How the Pentagon Found $1 Billion to Cut Civilian Furloughs to Just Six Days
Defense Secretary Chuck Hagel announces that civilian furlough days will be reduced from 11 to 6 days. Here's how he found $1 billion to pay for it. By Stephanie Gaskell
When Defense Secretary Chuck Hagel announced in February that he was going to have to send about 650,000 civilian employees home without pay for 22 days this summer to cover the steep budget cuts triggered by sequestration, he vowed to find a way to reduce those days.
In March, he got that number down to 14 days, thanks to a continuing resolution passed by Congress. Then in May, Hagel once again announced that he would only have to furlough for 11 days -- but this time came the grim news that it was really going to happen. “We did everything we could not to get to this day,” Hagel told a crowd of civilian defense workers at the Mark Center in Alexandria, Va., at the time. Still, he vowed to try to find a way to further reduce that number. On July 8, the furloughs began.
On Tuesday, Hagel announced that his staff, including his revered comptroller, Bob Hale, were able to find just over $1 billion in savings to chop the number of furlough days to just six.

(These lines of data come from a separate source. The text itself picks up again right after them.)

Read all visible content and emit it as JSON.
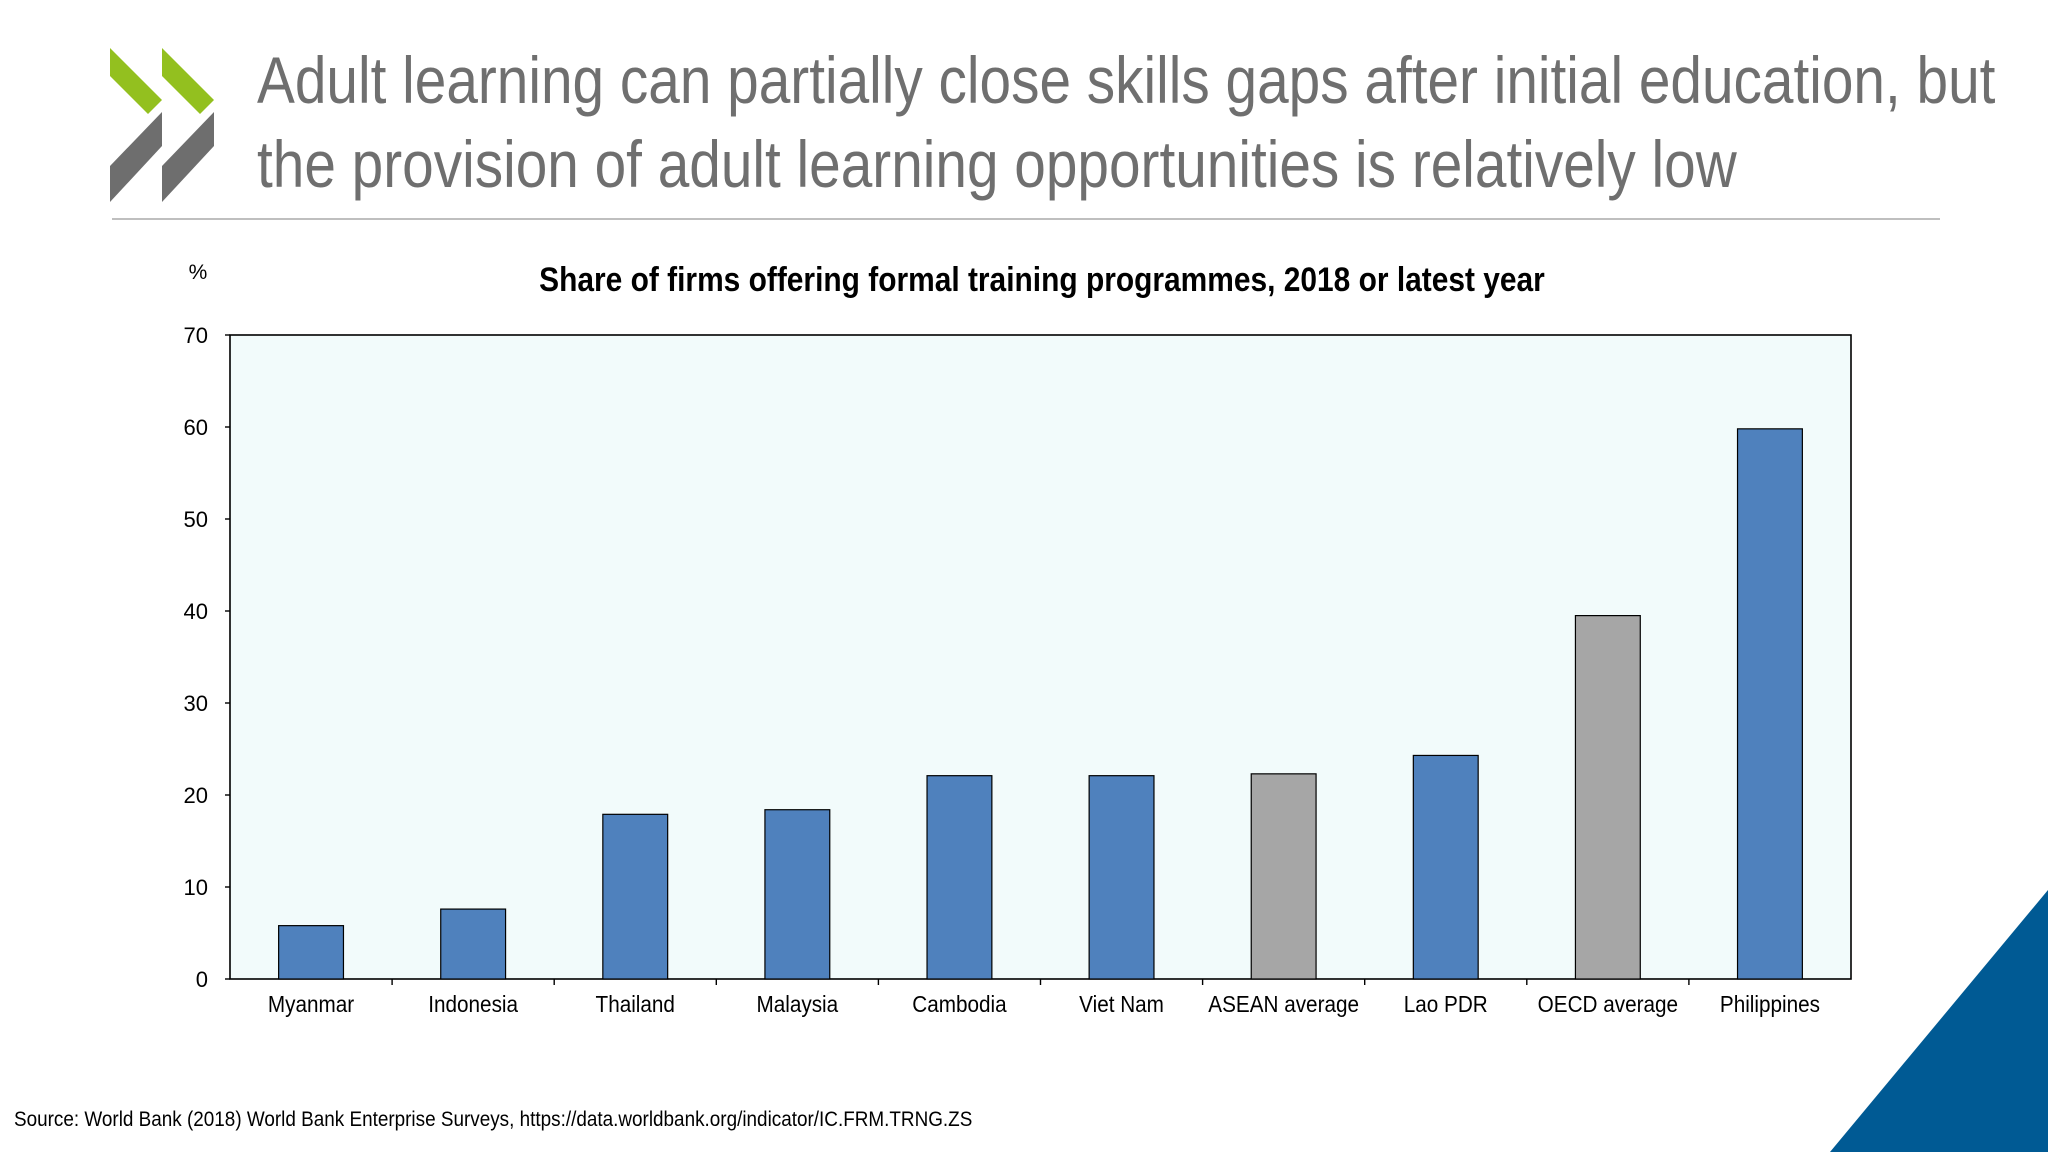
{
  "slide": {
    "title_line1": "Adult learning can partially close skills gaps after initial education, but",
    "title_line2": "the provision of adult learning opportunities is relatively low",
    "source": "Source: World Bank (2018) World Bank Enterprise Surveys, https://data.worldbank.org/indicator/IC.FRM.TRNG.ZS"
  },
  "colors": {
    "country_bar": "#4f81bd",
    "average_bar": "#a6a6a6",
    "plot_background": "#f2fbfb",
    "logo_green": "#93c01f",
    "logo_grey": "#6e6e6e",
    "corner_blue": "#005a94"
  },
  "icons": {
    "logo": "oecd-chevron-logo",
    "corner": "corner-triangle-decoration"
  },
  "chart_data": {
    "type": "bar",
    "title": "Share of firms offering formal training programmes, 2018 or latest year",
    "ylabel": "%",
    "xlabel": "",
    "ylim": [
      0,
      70
    ],
    "yticks": [
      0,
      10,
      20,
      30,
      40,
      50,
      60,
      70
    ],
    "grid": false,
    "legend": "none",
    "categories": [
      "Myanmar",
      "Indonesia",
      "Thailand",
      "Malaysia",
      "Cambodia",
      "Viet Nam",
      "ASEAN average",
      "Lao PDR",
      "OECD average",
      "Philippines"
    ],
    "values": [
      5.8,
      7.6,
      17.9,
      18.4,
      22.1,
      22.1,
      22.3,
      24.3,
      39.5,
      59.8
    ],
    "bar_kinds": [
      "country",
      "country",
      "country",
      "country",
      "country",
      "country",
      "average",
      "country",
      "average",
      "country"
    ]
  }
}
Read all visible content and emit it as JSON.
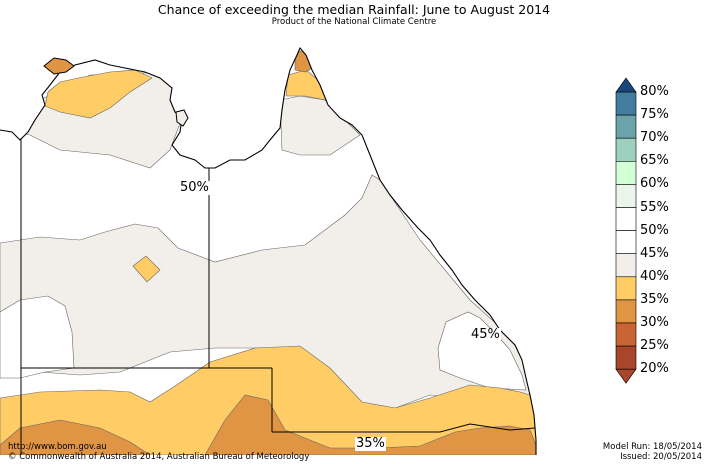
{
  "header": {
    "title": "Chance of exceeding the median Rainfall: June to August 2014",
    "subtitle": "Product of the National Climate Centre"
  },
  "map": {
    "contour_labels": [
      "50%",
      "45%",
      "35%"
    ]
  },
  "legend": {
    "items": [
      {
        "label": "80%",
        "color": "#18457a"
      },
      {
        "label": "75%",
        "color": "#437d9d"
      },
      {
        "label": "70%",
        "color": "#6aa3a9"
      },
      {
        "label": "65%",
        "color": "#9dd0bf"
      },
      {
        "label": "60%",
        "color": "#d3ffd6"
      },
      {
        "label": "55%",
        "color": "#ebf5ec"
      },
      {
        "label": "50%",
        "color": "#ffffff"
      },
      {
        "label": "45%",
        "color": "#ffffff"
      },
      {
        "label": "40%",
        "color": "#f2eee9"
      },
      {
        "label": "35%",
        "color": "#ffcc66"
      },
      {
        "label": "30%",
        "color": "#df9544"
      },
      {
        "label": "25%",
        "color": "#c96434"
      },
      {
        "label": "20%",
        "color": "#a8452a"
      }
    ]
  },
  "footer": {
    "url": "http://www.bom.gov.au",
    "copyright": "©  Commonwealth of Australia 2014, Australian Bureau of Meteorology",
    "model_run": "Model Run: 18/05/2014",
    "issued": "Issued: 20/05/2014"
  }
}
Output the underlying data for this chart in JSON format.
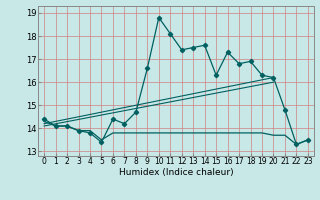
{
  "title": "",
  "xlabel": "Humidex (Indice chaleur)",
  "bg_color": "#c8e8e8",
  "line_color": "#006060",
  "grid_color": "#d08080",
  "xlim": [
    -0.5,
    23.5
  ],
  "ylim": [
    12.8,
    19.3
  ],
  "yticks": [
    13,
    14,
    15,
    16,
    17,
    18,
    19
  ],
  "xticks": [
    0,
    1,
    2,
    3,
    4,
    5,
    6,
    7,
    8,
    9,
    10,
    11,
    12,
    13,
    14,
    15,
    16,
    17,
    18,
    19,
    20,
    21,
    22,
    23
  ],
  "line1_x": [
    0,
    1,
    2,
    3,
    4,
    5,
    6,
    7,
    8,
    9,
    10,
    11,
    12,
    13,
    14,
    15,
    16,
    17,
    18,
    19,
    20,
    21,
    22,
    23
  ],
  "line1_y": [
    14.4,
    14.1,
    14.1,
    13.9,
    13.8,
    13.4,
    14.4,
    14.2,
    14.7,
    16.6,
    18.8,
    18.1,
    17.4,
    17.5,
    17.6,
    16.3,
    17.3,
    16.8,
    16.9,
    16.3,
    16.2,
    14.8,
    13.3,
    13.5
  ],
  "line2_x": [
    0,
    1,
    2,
    3,
    4,
    5,
    6,
    7,
    8,
    9,
    10,
    11,
    12,
    13,
    14,
    15,
    16,
    17,
    18,
    19,
    20,
    21,
    22,
    23
  ],
  "line2_y": [
    14.3,
    14.1,
    14.1,
    13.9,
    13.9,
    13.5,
    13.8,
    13.8,
    13.8,
    13.8,
    13.8,
    13.8,
    13.8,
    13.8,
    13.8,
    13.8,
    13.8,
    13.8,
    13.8,
    13.8,
    13.7,
    13.7,
    13.3,
    13.5
  ],
  "line3_x": [
    0,
    20
  ],
  "line3_y": [
    14.2,
    16.2
  ],
  "line4_x": [
    0,
    20
  ],
  "line4_y": [
    14.1,
    16.0
  ]
}
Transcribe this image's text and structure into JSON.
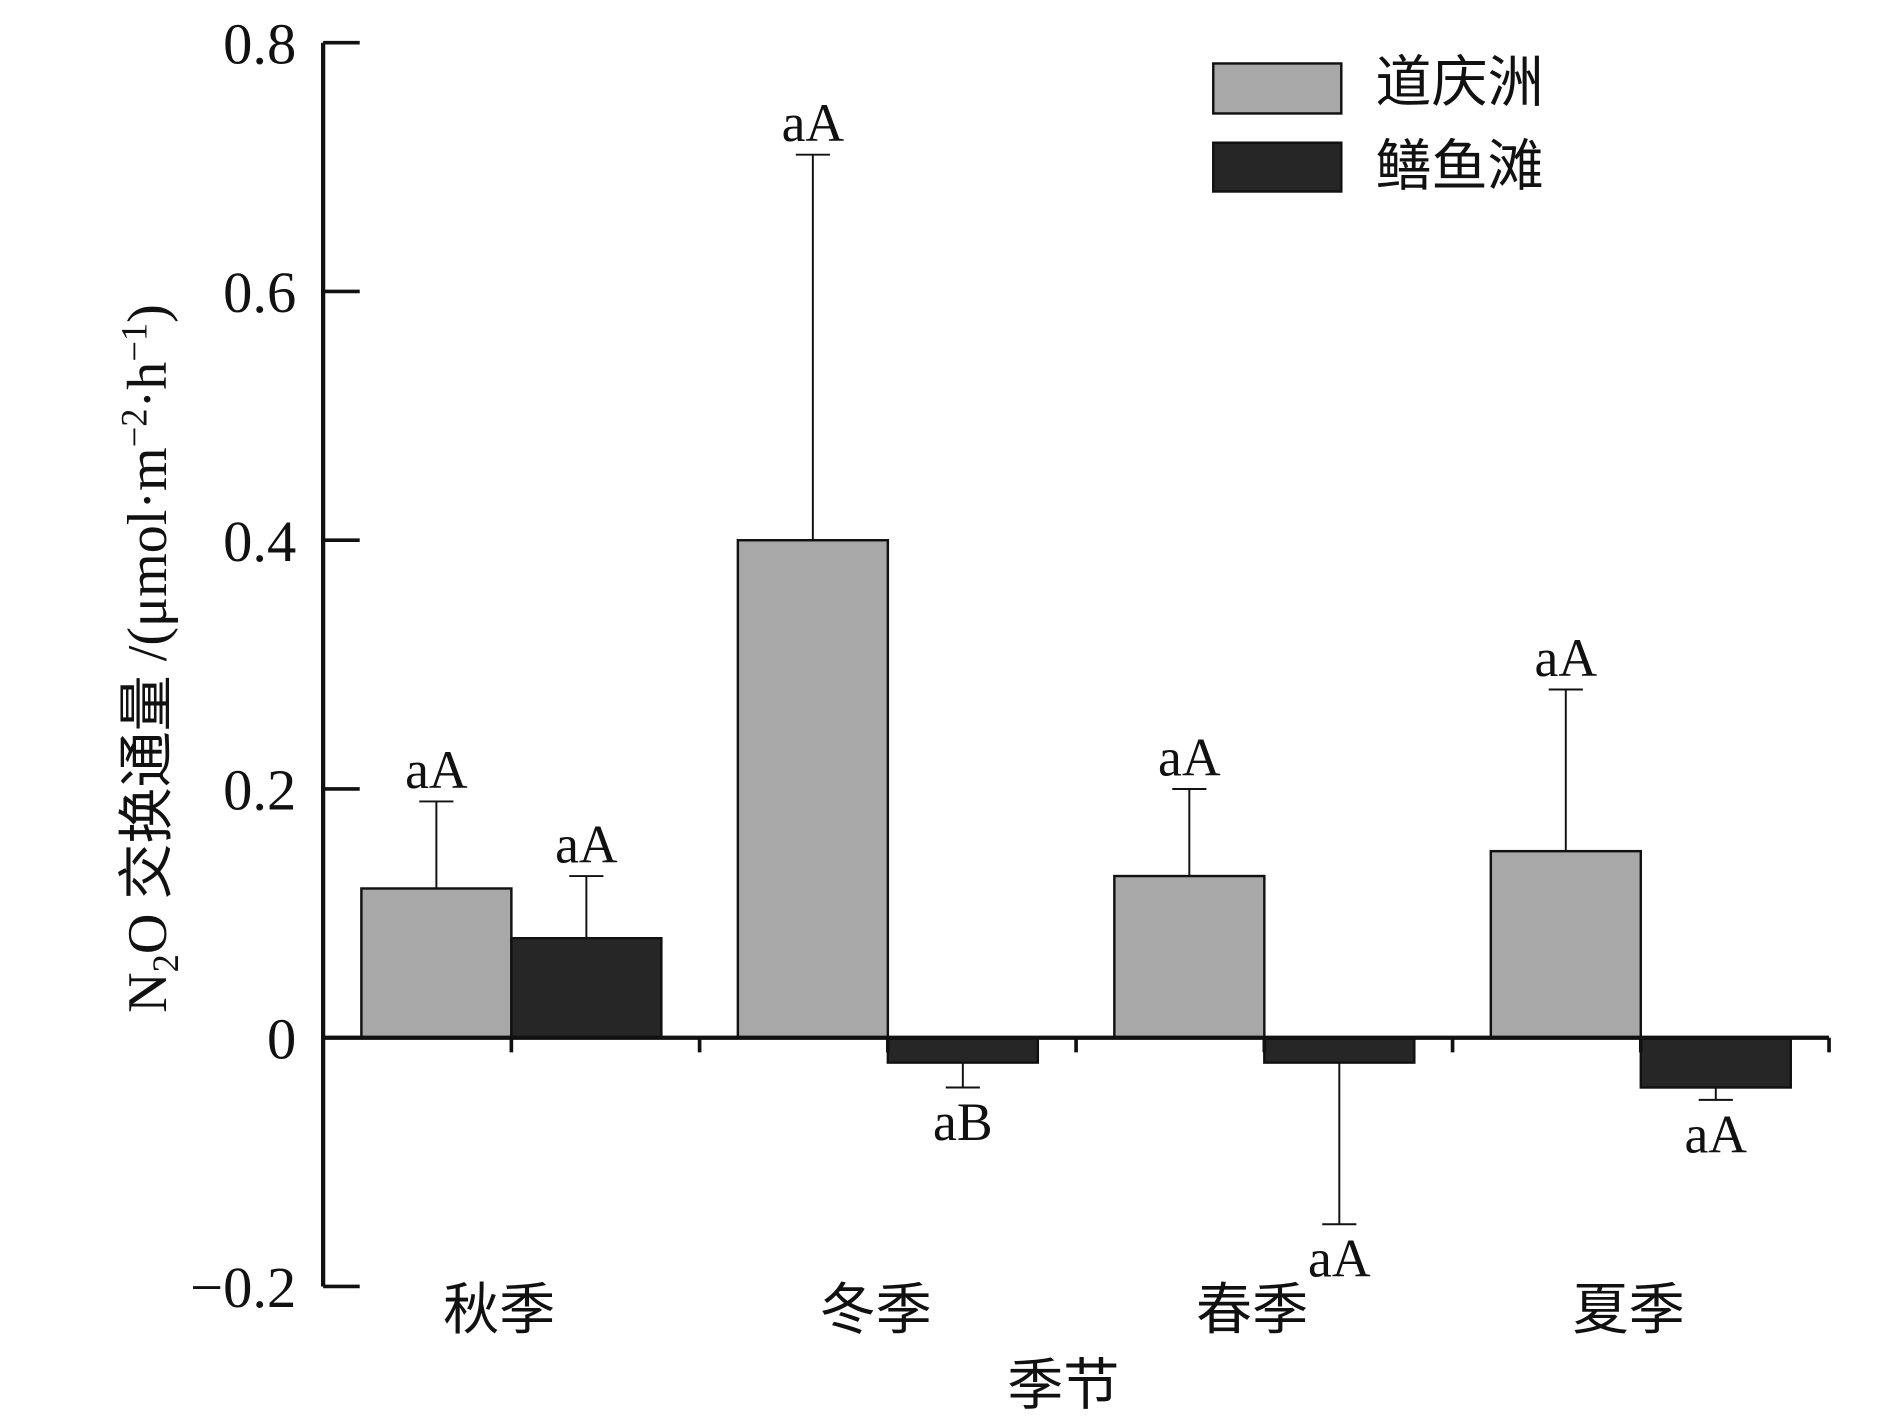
{
  "chart_data": {
    "type": "bar",
    "xlabel": "季节",
    "ylabel": {
      "n": "N",
      "sub": "2",
      "mid": "O 交换通量 /(μmol·m",
      "sup_m": "−2",
      "dot_h": "·h",
      "sup_h": "−1",
      "close": ")"
    },
    "categories": [
      "秋季",
      "冬季",
      "春季",
      "夏季"
    ],
    "ylim": [
      -0.2,
      0.8
    ],
    "yticks": [
      -0.2,
      0,
      0.2,
      0.4,
      0.6,
      0.8
    ],
    "ytick_labels": [
      "−0.2",
      "0",
      "0.2",
      "0.4",
      "0.6",
      "0.8"
    ],
    "grid": false,
    "legend_position": "top-right",
    "series": [
      {
        "name": "道庆洲",
        "color": "#a8a8a8",
        "values": [
          0.12,
          0.4,
          0.13,
          0.15
        ],
        "errors": [
          0.07,
          0.31,
          0.07,
          0.13
        ],
        "labels": [
          "aA",
          "aA",
          "aA",
          "aA"
        ]
      },
      {
        "name": "鳝鱼滩",
        "color": "#262626",
        "values": [
          0.08,
          -0.02,
          -0.02,
          -0.04
        ],
        "errors": [
          0.05,
          0.02,
          0.13,
          0.01
        ],
        "labels": [
          "aA",
          "aB",
          "aA",
          "aA"
        ]
      }
    ]
  }
}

So how do you come up with $1 billion in a matter of weeks?
There’s no magic formula, a senior defense official told reporters. “It’s like pouring water and milk into a glass and when it overflows, blaming the milk,” the official said. “It came through a variety of factors.”
There were three main components that got them to that number. First, there are stockpiles of equipment that military leaders planned to ship home from Afghanistan that will now sit there waiting until Oct. 1, when the next fiscal year begins. Second, each of the services, especially the Navy, was able to find further savings through cost-cutting measures and other efficiencies. The Navy was nice enough to give the Army -- which has the biggest shortfall -- some of its money; at least $300 million, officials said. And finally, Congress approved more reprogramming requests, allowing the bean counters to move money around, mostly from acquisition accounts to operating accounts.
All that added up to just over $1 billion -- or five furlough days.
Still, there was little celebration at the Pentagon. Fiscal year 2014 is looming and many of these same problems will still exist. Hagel needs to come up with another $52 billion if the Budget Control Act of 2011 stays in effect – or 40 percent more than fiscal 2013’s cut under sequestration. Another round of furloughs could be on the way.
“Facing this uncertainty, I cannot be sure what will happen next year, but I want to assure our civilian employees that we will do everything possible to avoid more furloughs,” Hagel said in a statement.